ShiawasenaHoshiMax became “Mister Max” on Beuys electronic bulletin boards and delved into phone phreaking - a hacker tradition dating back to the 70s. When he used the modem on his Commodore 64 to scan for free long-distance codes, he first encountered the federal government: a secret service agent from the local branch visited Max at a school with phreaking evidence. Since he was a minor, he avoided serious punishment. But the agent warned Max to change course until he got into real trouble.

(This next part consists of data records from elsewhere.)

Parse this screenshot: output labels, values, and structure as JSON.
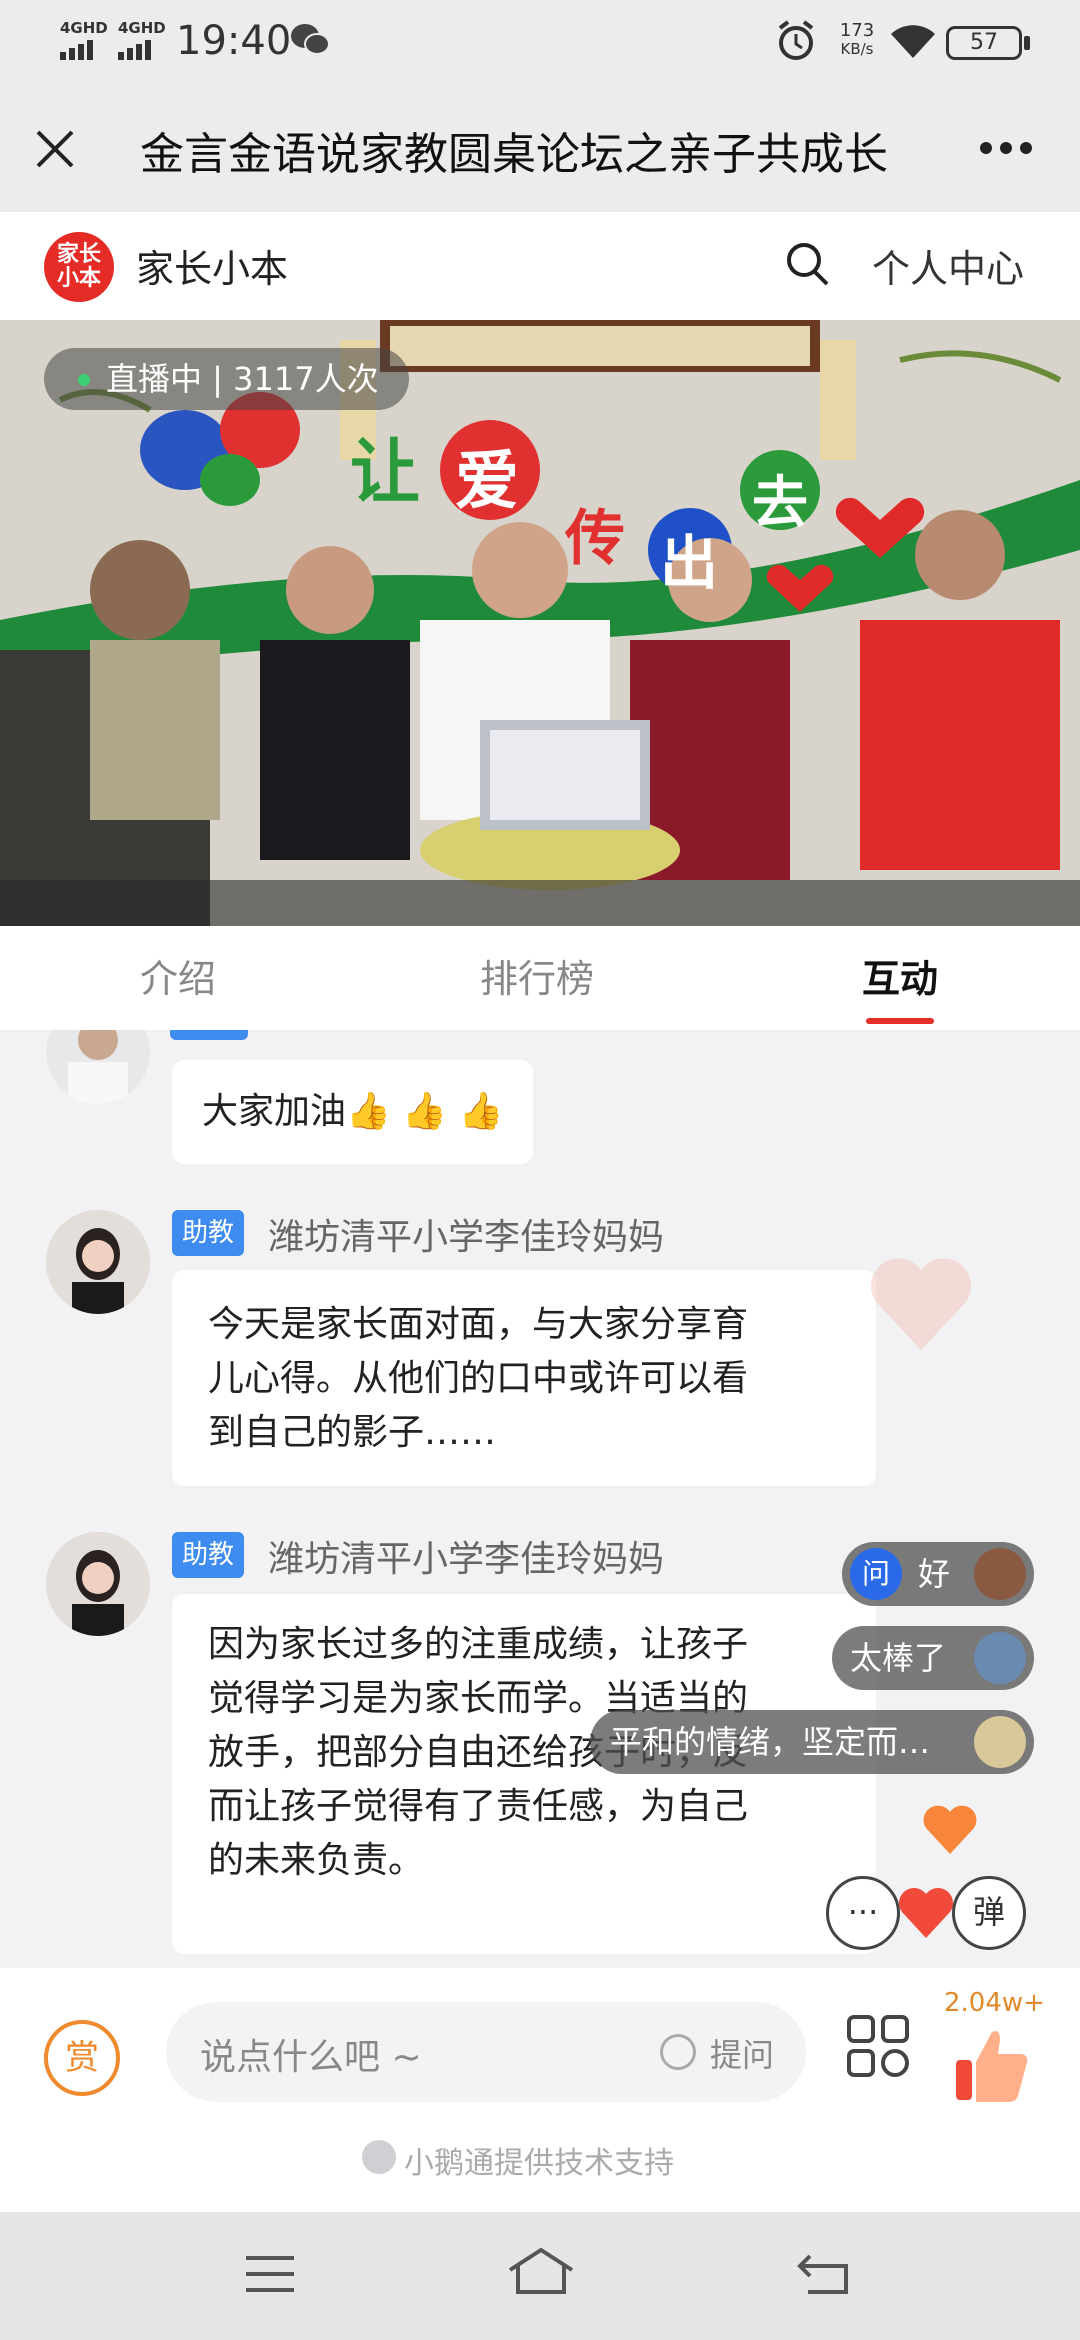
{
  "status_bar": {
    "sig1": "4GHD",
    "sig2": "4GHD",
    "time": "19:40",
    "net_speed_value": "173",
    "net_speed_unit": "KB/s",
    "battery": "57"
  },
  "title_bar": {
    "title": "金言金语说家教圆桌论坛之亲子共成长",
    "close_icon": "close-icon",
    "more_icon": "more-icon"
  },
  "app_header": {
    "logo_text_line1": "家长",
    "logo_text_line2": "小本",
    "brand": "家长小本",
    "search_icon": "search-icon",
    "personal_center": "个人中心",
    "brand_color": "#e52b25"
  },
  "video": {
    "live_status": "直播中 | 3117人次",
    "wall_slogan": [
      "让",
      "爱",
      "传",
      "出",
      "去"
    ]
  },
  "tabs": [
    {
      "label": "介绍",
      "active": false
    },
    {
      "label": "排行榜",
      "active": false
    },
    {
      "label": "互动",
      "active": true
    }
  ],
  "messages": [
    {
      "badge": "",
      "user": "",
      "text": "大家加油👍 👍 👍"
    },
    {
      "badge": "助教",
      "user": "潍坊清平小学李佳玲妈妈",
      "lines": [
        "今天是家长面对面，与大家分享育",
        "儿心得。从他们的口中或许可以看",
        "到自己的影子……"
      ]
    },
    {
      "badge": "助教",
      "user": "潍坊清平小学李佳玲妈妈",
      "lines": [
        "因为家长过多的注重成绩，让孩子",
        "觉得学习是为家长而学。当适当的",
        "放手，把部分自由还给孩子时，反",
        "而让孩子觉得有了责任感，为自己",
        "的未来负责。"
      ]
    }
  ],
  "danmaku": [
    {
      "tag": "问",
      "text": "好"
    },
    {
      "tag": "",
      "text": "太棒了"
    },
    {
      "tag": "",
      "text": "平和的情绪，坚定而…"
    }
  ],
  "danmaku_toggle": "弹",
  "bottom_bar": {
    "reward": "赏",
    "input_placeholder": "说点什么吧 ~",
    "ask_label": "提问",
    "grid_icon": "grid-icon",
    "like_count": "2.04w+",
    "support_text": "小鹅通提供技术支持"
  },
  "nav_bar": {
    "menu_icon": "menu-icon",
    "home_icon": "home-icon",
    "back_icon": "back-icon"
  },
  "colors": {
    "accent_red": "#e5302a",
    "badge_blue": "#3e8cf0",
    "reward_orange": "#f08a2e"
  }
}
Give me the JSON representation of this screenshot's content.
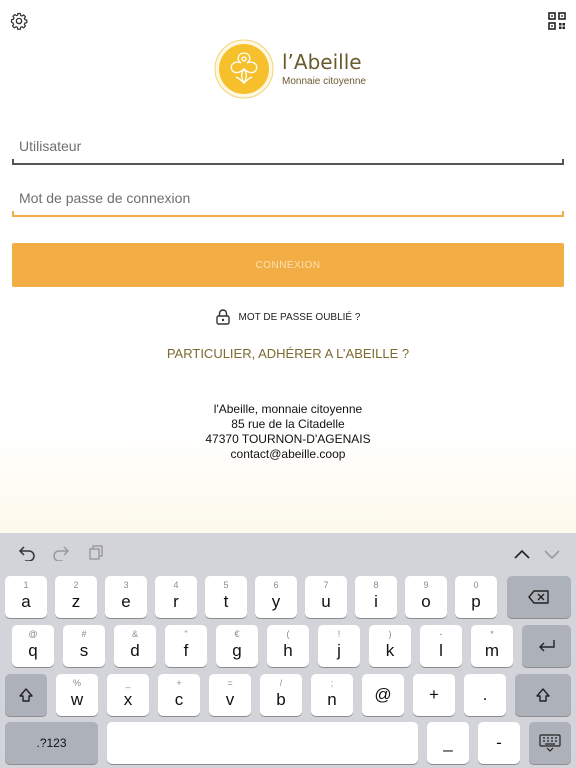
{
  "app": {
    "logo": {
      "title": "l’Abeille",
      "subtitle": "Monnaie citoyenne"
    },
    "icons": {
      "settings": "gear-icon",
      "scan": "qr-code-icon",
      "lock": "lock-icon"
    },
    "username": {
      "placeholder": "Utilisateur",
      "value": ""
    },
    "password": {
      "placeholder": "Mot de passe de connexion",
      "value": ""
    },
    "connect_label": "CONNEXION",
    "forgot_label": "MOT DE PASSE OUBLIÉ ?",
    "join_label": "PARTICULIER, ADHÉRER A L’ABEILLE ?",
    "address": {
      "line1": "l'Abeille, monnaie citoyenne",
      "line2": "85 rue de la Citadelle",
      "line3": "47370 TOURNON-D'AGENAIS",
      "email": "contact@abeille.coop"
    },
    "colors": {
      "accent": "#f2ad44",
      "brand": "#6b5a2e",
      "logo_yellow": "#f5c02c"
    }
  },
  "keyboard": {
    "toolbar": {
      "undo": "undo-icon",
      "redo": "redo-icon",
      "paste": "paste-icon",
      "prev": "chevron-up-icon",
      "next": "chevron-down-icon"
    },
    "row1": [
      {
        "main": "a",
        "alt": "1"
      },
      {
        "main": "z",
        "alt": "2"
      },
      {
        "main": "e",
        "alt": "3"
      },
      {
        "main": "r",
        "alt": "4"
      },
      {
        "main": "t",
        "alt": "5"
      },
      {
        "main": "y",
        "alt": "6"
      },
      {
        "main": "u",
        "alt": "7"
      },
      {
        "main": "i",
        "alt": "8"
      },
      {
        "main": "o",
        "alt": "9"
      },
      {
        "main": "p",
        "alt": "0"
      }
    ],
    "row2": [
      {
        "main": "q",
        "alt": "@"
      },
      {
        "main": "s",
        "alt": "#"
      },
      {
        "main": "d",
        "alt": "&"
      },
      {
        "main": "f",
        "alt": "\""
      },
      {
        "main": "g",
        "alt": "€"
      },
      {
        "main": "h",
        "alt": "("
      },
      {
        "main": "j",
        "alt": "!"
      },
      {
        "main": "k",
        "alt": ")"
      },
      {
        "main": "l",
        "alt": "-"
      },
      {
        "main": "m",
        "alt": "*"
      }
    ],
    "row3": [
      {
        "main": "w",
        "alt": "%"
      },
      {
        "main": "x",
        "alt": "_"
      },
      {
        "main": "c",
        "alt": "+"
      },
      {
        "main": "v",
        "alt": "="
      },
      {
        "main": "b",
        "alt": "/"
      },
      {
        "main": "n",
        "alt": ";"
      },
      {
        "main": "@",
        "alt": ""
      },
      {
        "main": "+",
        "alt": ""
      },
      {
        "main": ".",
        "alt": ""
      }
    ],
    "numbers_label": ".?123",
    "underscore_key": "_",
    "dash_key": "-"
  }
}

Max promised that he learned a lesson.
Then the unthinkable happened. Max noticed a strange form on John's keychain and asked what it was. John had to admit.
That evening, Max and John entered the school and staged a pogrom. One or two of them scratched the walls with inscriptions, sprayed fire extinguishers along the corridors and robbed a closed cabinet in a chemical laboratory. Max dragged off a bunch of chemicals and threw them into the back of his cars. Early in the morning Seth's telephone rang. It was Max. He set this gift in the yard. Seth went out and found bottles of chemicals on his lawn. In a panic, he grabbed them, moved them to the backyard, where he grabbed a shovel and began to dig a hole.
KatyaHis mother went out into the backyard and found Seth trying to destroy the evidence. “You understand that I must report this to the school?” She asked. Seth was taken to the director's office and interrogated, but he flatly refused to extradite Max. All the computer scientists at Meridian High School were in turn taken for interrogation by a school security officer; some of them were handcuffed. When it was John’s turn, he broke down and split. A police force was summoned to the school, who discovered the treacherous yellow spots of iodine in the backseat of Nissan, which belonged to Max.
Theft of chemicals in Meridian was punished very severely. Max was expelled from school and prosecuted as a minor. He was accused of intentionally causing damage to property and carefully planned theft without any extenuating circumstances. Then he was sent to the clinic for two weeks for a forensic psychological examination, as a result of which he was diagnosed with bipolar disorder.
Max was sentenced - a suspended sentence. His mother sent him to Boyce to her father and identified him in Bishop Kelly, the only Catholic high school in the state. The penalty imposed on Max was very mild. But it greatly influenced the character: he became more impulsive and disobedient. Max decided that he needed a lot more master keys.